This article focuses on good back care and includes a comprehensive summary of the differences in approach to low back pain from a sports massage therapist, chiropractor and physiotherapist.
Types of back pain
Firstly, it is very important to mention that there are many types of low back pain, such as; muscular tension in the lower back muscles, instability through the core muscles, nerve root irritation (sciatica), bulging/herniated disc, postural deformities and arthritis. These listed are some of the more common conditions, however the full list is far more extensive. The point we are trying to make is each patient is unique and any treatment for back care should be tailored to their needs. Being given a hand out on ‘exercises for low back pain’ is not the answer.
Back Care from the Sports Massage Therapist:
A Sports Massage Therapist (SMT) primarily deals with muscular tension and postural issues. The majority of patients that come to see a SMT present with non-specific low back pain caused by a postural issue inflicted through normal daily activities. Examples of such are, sitting at a desk or driving for long periods, working at laptops or PCs, tradesmen that are required to maintain awkward positions; plasterers, electricians, roofers, etc. All of these cause an unequal strain on the body’s muscles, joints and nerves.
Sports Massage works on the principle of restoring length and quality to muscles. Once this is achieved, it is vitally important to make sure that the skeleton and its joints are set in the correct position. Specifically with the lower back, the core muscles around the spine and pelvis help to stop any uneven wear and tear on the vertebrae, discs and nerves.
SMT’s work closely with Physiotherapists and Chiropractors to make sure that each problem is correctly diagnosed, addressed and managed for the long term benefit of the patient.
Back Care from the Chiropractor:
Often low back pain comes in the form of a “niggle” or “ache” after a long day at work or over doing it shopping or in the garden. Many of the population and chiropractic patients just ignore this because it goes away after a few days. This pattern will often go on for many years and once the body can no longer cope with the joints and muscle compensation the body will give off pain signals. These signals show as low back pain, which prompts people to seek chiropractic care.
Often this pain is described as unlike any experienced before or different to normal. Patients will say they have had low back pain only for a few days, however by getting to know the patient and taking a detailed history the chiropractor is able to discover the low back pain complaint has often been present longer. This information greatly helps the chiropractor to discover the true root cause of the low back pain problem.
There is often the question, is it the muscle or the joint causing pain, by knowing the anatomy of the body and how it works; it is clear if the joint is involved so is the muscle. When a joint is dysfunctional the nerve signals may be altered and therefore involve the muscle. Vice-versa it occurs when the muscle is strained thus causing unequal pulling on the joint at the muscle attachment; therefore a “chicken and egg scenario”
In treatment chiropractors use quick thrust movements termed adjustments to impulse across a joint, in the case of low back pain patients may be laid on their side to perform an adjustment, or with the use of specific drop pieces on the bench.
Back Care from the Physiotherapist:
Physiotherapists will take a slightly different approach to both Chiropractors and Sports Massage Therapists. Although the original assessment and some initial treatment may be similar, the types of treatment employed and long term injury management strategy may be quite different.
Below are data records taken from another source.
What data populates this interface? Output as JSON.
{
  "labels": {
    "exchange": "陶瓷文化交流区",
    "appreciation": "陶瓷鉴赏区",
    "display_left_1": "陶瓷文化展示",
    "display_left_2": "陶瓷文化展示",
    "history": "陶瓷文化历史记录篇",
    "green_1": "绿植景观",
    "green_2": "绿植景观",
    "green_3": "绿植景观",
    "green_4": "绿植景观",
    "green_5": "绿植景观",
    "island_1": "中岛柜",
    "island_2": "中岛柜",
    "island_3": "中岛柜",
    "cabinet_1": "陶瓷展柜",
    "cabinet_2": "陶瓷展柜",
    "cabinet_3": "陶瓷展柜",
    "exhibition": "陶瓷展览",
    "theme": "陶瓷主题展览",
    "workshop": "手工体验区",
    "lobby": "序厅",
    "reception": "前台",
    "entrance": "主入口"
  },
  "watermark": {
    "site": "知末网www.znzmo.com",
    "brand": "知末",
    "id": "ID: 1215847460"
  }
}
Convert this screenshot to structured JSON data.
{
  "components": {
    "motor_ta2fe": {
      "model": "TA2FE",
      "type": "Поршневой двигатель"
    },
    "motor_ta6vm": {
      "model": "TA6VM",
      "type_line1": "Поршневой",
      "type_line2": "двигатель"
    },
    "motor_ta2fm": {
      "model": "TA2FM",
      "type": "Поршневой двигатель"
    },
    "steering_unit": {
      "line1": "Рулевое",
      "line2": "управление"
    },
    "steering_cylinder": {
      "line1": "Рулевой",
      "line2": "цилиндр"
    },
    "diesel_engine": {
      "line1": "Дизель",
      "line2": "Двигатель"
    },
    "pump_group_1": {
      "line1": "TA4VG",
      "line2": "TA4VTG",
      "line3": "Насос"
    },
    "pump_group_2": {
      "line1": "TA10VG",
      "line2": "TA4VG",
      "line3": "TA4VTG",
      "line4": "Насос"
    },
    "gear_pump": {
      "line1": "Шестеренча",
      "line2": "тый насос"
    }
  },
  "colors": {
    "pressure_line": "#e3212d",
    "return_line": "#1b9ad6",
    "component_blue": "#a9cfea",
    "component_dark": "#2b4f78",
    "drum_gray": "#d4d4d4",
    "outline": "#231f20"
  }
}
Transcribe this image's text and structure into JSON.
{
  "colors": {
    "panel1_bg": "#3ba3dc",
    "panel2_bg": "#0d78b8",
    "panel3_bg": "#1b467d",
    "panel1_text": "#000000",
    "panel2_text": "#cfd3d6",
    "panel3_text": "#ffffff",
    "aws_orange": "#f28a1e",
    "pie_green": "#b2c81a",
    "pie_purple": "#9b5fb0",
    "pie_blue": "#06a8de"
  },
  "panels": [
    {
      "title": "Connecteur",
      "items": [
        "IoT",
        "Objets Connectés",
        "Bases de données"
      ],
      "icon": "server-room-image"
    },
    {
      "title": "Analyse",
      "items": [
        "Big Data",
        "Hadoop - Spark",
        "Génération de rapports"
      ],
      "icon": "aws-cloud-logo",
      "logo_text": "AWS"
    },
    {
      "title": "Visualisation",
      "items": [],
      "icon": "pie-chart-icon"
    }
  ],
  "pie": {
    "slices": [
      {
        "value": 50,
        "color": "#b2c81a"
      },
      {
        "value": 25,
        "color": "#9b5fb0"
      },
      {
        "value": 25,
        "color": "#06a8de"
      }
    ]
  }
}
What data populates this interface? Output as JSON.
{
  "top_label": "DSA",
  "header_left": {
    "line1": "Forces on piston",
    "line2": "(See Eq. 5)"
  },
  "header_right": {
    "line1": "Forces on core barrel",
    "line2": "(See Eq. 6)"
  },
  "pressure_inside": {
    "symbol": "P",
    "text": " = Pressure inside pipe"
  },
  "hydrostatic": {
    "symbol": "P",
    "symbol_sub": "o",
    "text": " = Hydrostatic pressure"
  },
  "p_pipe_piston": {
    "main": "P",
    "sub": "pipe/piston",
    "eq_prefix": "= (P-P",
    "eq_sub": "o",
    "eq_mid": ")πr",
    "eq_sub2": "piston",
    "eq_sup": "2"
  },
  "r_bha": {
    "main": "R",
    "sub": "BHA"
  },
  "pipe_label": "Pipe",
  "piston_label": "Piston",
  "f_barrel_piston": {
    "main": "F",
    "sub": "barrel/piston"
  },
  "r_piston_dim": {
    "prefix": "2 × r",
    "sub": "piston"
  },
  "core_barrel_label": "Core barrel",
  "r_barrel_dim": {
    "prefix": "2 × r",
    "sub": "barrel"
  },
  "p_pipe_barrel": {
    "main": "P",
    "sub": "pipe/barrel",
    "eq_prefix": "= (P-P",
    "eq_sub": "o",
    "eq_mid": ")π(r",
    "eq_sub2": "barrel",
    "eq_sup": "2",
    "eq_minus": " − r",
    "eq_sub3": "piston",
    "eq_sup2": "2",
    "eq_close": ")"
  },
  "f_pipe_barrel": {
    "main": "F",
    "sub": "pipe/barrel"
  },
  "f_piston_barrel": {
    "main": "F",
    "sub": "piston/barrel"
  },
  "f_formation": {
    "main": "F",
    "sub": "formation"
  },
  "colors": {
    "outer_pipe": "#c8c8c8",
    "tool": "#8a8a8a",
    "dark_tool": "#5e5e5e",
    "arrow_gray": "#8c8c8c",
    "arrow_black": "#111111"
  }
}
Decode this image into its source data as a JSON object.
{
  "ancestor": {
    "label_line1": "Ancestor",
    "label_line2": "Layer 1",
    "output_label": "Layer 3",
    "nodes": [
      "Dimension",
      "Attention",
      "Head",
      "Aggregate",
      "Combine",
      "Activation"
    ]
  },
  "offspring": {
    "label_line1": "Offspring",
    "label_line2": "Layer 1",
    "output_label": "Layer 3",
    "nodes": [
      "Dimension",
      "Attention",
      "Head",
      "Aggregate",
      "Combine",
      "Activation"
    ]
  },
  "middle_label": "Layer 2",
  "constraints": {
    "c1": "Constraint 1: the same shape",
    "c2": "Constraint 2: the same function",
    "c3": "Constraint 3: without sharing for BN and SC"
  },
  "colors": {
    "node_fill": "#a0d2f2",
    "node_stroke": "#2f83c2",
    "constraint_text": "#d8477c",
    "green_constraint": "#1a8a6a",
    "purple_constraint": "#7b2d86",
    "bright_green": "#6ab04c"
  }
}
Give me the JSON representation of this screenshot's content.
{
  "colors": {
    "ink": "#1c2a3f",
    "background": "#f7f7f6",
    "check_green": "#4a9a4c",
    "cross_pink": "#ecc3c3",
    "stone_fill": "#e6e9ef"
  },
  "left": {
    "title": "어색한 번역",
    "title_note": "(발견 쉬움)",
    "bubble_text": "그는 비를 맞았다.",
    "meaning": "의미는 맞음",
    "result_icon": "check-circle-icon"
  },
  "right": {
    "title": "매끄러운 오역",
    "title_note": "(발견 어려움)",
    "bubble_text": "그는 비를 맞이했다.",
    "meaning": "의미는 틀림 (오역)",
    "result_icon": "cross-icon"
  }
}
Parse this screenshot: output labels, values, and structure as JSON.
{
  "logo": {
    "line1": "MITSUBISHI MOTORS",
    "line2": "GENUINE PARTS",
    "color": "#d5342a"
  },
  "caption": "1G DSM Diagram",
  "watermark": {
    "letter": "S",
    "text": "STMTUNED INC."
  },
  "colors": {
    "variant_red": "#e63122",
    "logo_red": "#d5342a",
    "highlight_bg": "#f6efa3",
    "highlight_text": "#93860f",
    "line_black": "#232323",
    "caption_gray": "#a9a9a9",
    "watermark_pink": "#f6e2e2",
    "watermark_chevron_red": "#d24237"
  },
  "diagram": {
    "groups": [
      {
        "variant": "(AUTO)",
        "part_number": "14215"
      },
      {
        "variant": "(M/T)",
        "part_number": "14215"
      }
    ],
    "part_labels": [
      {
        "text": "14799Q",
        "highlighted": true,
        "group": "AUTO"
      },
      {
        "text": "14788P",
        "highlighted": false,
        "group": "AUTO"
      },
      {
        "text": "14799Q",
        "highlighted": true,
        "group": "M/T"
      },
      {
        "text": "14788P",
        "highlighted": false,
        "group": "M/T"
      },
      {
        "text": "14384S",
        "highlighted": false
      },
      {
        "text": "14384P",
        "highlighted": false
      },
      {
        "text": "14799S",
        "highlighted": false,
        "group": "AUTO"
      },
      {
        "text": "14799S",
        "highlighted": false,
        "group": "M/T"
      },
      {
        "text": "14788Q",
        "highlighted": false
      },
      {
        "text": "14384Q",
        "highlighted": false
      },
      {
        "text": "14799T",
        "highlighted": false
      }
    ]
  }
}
Considering muscular function, vertebral joint range, muscular length and nerve tension and movement quality and patterns, the physiotherapist will also look at secondary factors in the cause of the problem, for example tight hamstring or hip flexor muscles and your natural postural type.
As well as day to day back aches and pains, it’s important to consider how your back works during more dynamic movements, perhaps associated with manual work or sport, and ensuring that the spinal column is appropriately strengthened and conditioned to cope with the demands of that sport, whether you are a social golfer or an Olympic level sailor your back needs to be able to cope with the forces being applied through it.
Frequently rehabilitation programmes can be of significant benefit, particularly if your back has been an issue for some time. The amount of time and effort needed though to rectify the situation varies from case to case and you won’t typically need to ‘do your exercises forever’.